Polska podczas swojej półrocznej prezydencji chce otworzyć dwa z 6 klastrów (obszarów) negocjacyjnych z Ukrainą. Chodzi o klaster "Podstawy", dotyczący praworządności i wartości, na których opiera się UE oraz klaster "Relacje zewnętrzne", dotyczący polityki zagranicznej i obrony.
Na razie negocjacje dotyczą "Podstaw". Plany są takie, żeby otworzyć go w kwietniu.

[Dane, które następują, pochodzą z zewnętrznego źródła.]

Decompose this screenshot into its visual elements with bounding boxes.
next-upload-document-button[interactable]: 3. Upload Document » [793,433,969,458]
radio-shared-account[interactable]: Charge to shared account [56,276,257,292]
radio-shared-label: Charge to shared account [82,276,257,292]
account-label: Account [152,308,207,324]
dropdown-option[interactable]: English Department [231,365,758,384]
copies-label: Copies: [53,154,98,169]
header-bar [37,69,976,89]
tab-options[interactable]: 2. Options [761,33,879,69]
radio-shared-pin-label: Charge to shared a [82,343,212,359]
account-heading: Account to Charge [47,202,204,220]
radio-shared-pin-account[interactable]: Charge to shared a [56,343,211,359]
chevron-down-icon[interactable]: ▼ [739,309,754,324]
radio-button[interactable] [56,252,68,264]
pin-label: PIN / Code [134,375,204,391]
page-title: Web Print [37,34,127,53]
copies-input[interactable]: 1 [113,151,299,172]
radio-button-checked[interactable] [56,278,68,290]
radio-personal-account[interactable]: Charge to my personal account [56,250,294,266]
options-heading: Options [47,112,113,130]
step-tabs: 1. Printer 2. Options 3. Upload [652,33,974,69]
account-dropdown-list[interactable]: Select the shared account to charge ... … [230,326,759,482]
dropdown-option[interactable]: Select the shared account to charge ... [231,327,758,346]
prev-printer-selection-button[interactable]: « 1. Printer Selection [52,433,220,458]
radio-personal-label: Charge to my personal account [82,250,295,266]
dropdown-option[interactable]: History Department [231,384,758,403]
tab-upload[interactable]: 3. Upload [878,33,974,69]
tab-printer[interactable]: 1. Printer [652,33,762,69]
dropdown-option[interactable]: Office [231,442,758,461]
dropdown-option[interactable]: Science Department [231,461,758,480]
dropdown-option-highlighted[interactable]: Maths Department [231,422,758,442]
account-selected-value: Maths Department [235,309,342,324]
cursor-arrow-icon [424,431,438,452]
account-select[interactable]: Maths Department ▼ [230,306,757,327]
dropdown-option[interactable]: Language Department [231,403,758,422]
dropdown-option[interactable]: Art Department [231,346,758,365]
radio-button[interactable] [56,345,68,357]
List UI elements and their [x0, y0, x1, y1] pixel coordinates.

17 stycznia Komisja Europejska przekazała unijnym ambasadorom raport z przeglądu ukraińskiego prawa w tej dziedzinie pod względem jego zgodności z unijną legislacją (tzw. screening, czyli prześwietlenie). KE zaproponowała w konkluzjach raportu, że warunkiem otwarcia tego obszaru negocjacji jest przygotowanie i przyjęcie przez Ukrainę dwóch map drogowych. Jedna ma dotyczyć planu reform w dziedzinie rządów prawa, a druga reform administracji publicznej.

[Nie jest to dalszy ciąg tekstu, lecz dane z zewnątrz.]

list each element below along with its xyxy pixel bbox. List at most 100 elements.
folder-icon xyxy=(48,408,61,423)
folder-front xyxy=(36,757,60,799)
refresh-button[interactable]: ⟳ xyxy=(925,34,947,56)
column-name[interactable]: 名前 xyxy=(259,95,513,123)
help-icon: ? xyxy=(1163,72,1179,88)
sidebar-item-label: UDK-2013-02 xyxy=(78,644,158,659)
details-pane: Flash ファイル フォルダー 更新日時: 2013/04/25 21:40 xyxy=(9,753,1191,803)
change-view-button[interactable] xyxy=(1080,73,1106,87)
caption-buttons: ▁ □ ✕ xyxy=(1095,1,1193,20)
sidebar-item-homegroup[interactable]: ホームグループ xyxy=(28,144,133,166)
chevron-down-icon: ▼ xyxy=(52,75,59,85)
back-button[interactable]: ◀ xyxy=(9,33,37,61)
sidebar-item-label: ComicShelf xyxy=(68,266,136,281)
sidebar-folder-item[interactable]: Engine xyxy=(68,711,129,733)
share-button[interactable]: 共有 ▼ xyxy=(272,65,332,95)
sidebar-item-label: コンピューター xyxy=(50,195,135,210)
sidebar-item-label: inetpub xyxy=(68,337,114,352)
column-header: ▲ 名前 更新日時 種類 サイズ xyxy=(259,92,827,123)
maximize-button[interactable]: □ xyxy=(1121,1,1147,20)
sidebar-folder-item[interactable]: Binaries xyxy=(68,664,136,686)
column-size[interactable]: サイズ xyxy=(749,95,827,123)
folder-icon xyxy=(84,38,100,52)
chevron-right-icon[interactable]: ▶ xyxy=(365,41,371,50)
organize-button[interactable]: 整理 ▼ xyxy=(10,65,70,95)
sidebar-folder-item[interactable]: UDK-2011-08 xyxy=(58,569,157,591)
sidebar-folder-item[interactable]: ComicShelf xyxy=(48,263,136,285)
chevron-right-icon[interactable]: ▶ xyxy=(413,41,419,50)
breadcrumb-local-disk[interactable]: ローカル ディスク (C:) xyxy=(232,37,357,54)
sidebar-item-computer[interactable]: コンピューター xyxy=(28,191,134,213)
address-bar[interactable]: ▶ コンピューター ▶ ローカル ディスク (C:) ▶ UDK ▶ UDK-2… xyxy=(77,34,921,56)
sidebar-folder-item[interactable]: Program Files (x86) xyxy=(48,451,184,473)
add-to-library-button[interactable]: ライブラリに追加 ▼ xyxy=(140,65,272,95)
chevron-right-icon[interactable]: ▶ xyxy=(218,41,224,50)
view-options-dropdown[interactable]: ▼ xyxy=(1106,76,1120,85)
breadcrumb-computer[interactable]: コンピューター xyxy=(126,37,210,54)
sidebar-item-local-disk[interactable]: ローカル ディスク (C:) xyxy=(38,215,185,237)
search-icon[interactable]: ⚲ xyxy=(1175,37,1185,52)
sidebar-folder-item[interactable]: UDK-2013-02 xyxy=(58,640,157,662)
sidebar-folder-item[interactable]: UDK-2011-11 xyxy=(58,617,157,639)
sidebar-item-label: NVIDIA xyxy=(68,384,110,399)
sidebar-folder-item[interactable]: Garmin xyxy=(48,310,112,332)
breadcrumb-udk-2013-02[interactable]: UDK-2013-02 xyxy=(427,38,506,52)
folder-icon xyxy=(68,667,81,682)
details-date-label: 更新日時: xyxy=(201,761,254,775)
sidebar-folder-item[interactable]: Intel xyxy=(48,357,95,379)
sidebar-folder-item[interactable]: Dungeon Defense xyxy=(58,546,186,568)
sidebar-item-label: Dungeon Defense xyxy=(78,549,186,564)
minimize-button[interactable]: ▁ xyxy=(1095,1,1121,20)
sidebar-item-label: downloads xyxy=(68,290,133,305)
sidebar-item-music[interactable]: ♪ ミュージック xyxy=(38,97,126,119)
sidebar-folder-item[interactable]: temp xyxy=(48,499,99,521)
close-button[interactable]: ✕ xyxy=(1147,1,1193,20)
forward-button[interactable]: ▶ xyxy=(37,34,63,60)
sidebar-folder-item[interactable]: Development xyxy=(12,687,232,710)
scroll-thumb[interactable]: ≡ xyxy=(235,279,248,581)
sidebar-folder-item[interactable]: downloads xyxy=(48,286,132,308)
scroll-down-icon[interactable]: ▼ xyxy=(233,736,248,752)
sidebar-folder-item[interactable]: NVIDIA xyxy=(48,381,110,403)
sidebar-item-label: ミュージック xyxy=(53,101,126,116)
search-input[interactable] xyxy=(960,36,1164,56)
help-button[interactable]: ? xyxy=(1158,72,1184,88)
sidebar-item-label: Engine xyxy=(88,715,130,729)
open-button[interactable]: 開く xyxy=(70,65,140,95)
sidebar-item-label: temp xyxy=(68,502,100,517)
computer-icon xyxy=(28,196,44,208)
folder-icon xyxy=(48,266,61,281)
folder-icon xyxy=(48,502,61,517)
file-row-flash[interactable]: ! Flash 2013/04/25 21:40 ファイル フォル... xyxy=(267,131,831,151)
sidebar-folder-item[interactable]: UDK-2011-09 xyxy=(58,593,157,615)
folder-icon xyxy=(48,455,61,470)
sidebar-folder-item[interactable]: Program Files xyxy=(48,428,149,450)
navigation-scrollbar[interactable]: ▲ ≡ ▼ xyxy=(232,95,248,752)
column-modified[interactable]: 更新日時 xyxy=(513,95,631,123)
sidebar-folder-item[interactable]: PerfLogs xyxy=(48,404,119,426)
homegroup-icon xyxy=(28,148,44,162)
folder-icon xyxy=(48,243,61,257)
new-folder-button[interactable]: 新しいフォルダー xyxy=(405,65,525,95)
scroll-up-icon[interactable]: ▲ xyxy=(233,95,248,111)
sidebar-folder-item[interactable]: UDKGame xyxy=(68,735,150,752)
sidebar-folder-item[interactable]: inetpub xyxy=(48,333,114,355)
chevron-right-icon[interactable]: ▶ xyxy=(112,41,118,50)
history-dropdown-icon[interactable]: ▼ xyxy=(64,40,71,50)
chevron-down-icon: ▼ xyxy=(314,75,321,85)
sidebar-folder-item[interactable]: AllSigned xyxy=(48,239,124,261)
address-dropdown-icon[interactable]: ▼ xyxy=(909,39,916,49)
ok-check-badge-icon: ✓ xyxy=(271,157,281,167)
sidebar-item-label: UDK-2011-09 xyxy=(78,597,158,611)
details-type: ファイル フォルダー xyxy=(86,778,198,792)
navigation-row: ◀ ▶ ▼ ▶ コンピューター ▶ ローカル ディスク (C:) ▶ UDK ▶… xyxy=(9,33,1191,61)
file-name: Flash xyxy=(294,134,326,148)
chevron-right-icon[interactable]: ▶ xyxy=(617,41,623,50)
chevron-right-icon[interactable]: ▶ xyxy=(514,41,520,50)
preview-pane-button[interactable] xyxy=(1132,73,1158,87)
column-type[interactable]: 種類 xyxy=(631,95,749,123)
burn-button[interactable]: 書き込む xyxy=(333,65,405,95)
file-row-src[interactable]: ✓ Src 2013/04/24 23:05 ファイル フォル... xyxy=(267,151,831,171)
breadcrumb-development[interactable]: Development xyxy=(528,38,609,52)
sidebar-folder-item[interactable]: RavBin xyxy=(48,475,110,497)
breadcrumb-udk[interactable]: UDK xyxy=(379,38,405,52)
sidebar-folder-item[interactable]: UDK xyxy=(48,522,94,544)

Teraz konkluzje raportu powinny jednomyślnie przyjąć kraje UE. Problem w tym, że - jak przekazał naszej dziennikarce unijny dyplomata - "Węgry domagają się więcej, jeśli chodzi o ochronę mniejszości narodowych".
Rozmówca RMF FM wyjaśnił, że Węgrzy chcą od Ukrainy planu, jak będzie ochraniać wspomniane mniejszości. Nastąpił więc impas.

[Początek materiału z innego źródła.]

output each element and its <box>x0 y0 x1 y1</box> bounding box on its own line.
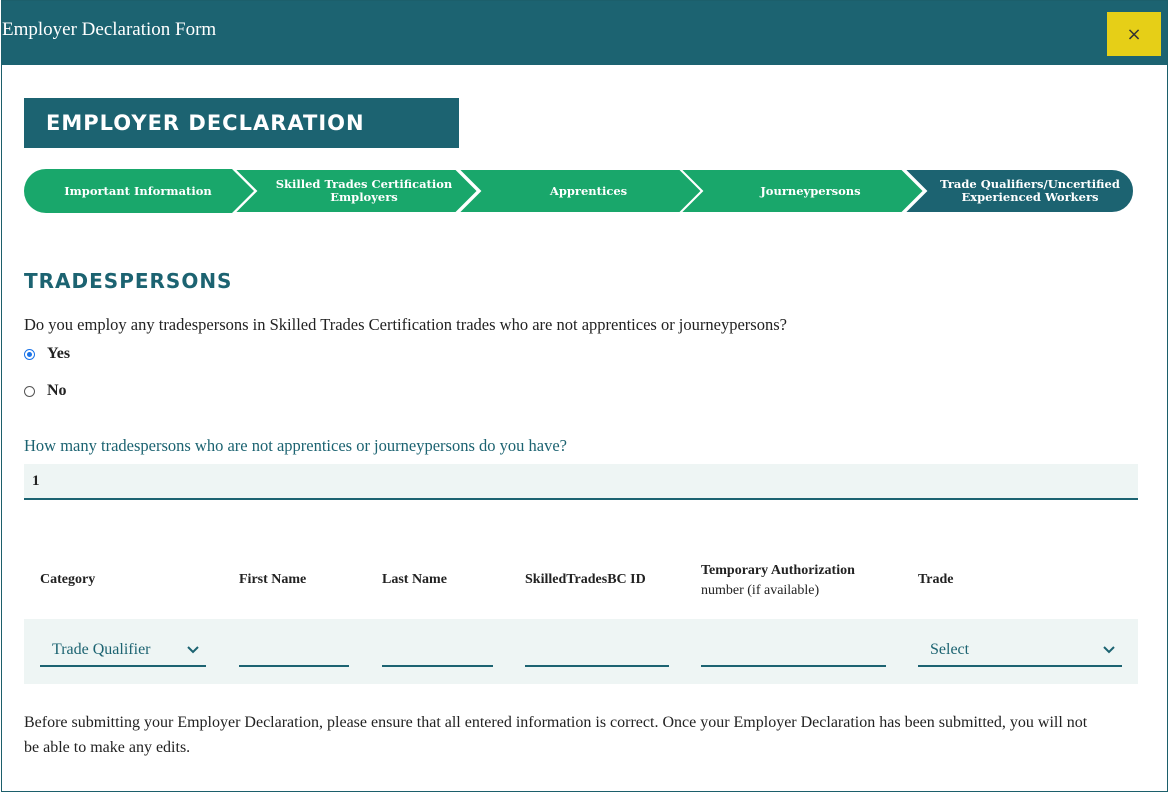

Węgierskie żądanie oznacza de facto, że Budapeszt zarzuca Ukrainie, iż nie przestrzega praw węgierskiej mniejszości.
Kilka krajów UE uważa, że żądania Węgier wykraczają poza ramy negocjacji i nie chcą się na to zgodzić - powiedział rozmówca RMF FM.
Jak usłyszała nasza korespondentka, żądania Węgier są niesprawiedliwe, bo Ukraina bardzo dużo zrobiła w spornej kwestii.
Wprowadziła m.in. zmiany w ustawach o języku, mediach i edukacji.
Jeżeli impas będzie się przedłużać, to może opóźnić się otwarcie pierwszego klastra, gdyż to dopiero pierwszy etap procedury jego wdrażania.
Gdy ostatecznie będzie zgoda w sprawie konkluzji raportu z przeglądu prawa, konieczne będzie jeszcze zatwierdzenie map drogowych Ukrainy i akceptacja wniosku KE o otwarcie klastra. Obie te decyzje także będą wymagać jednomyślnej zgody krajów UE.
Dopiero wtedy można będzie zwołać Konferencję Międzyrządową (IGC) i otworzyć klaster.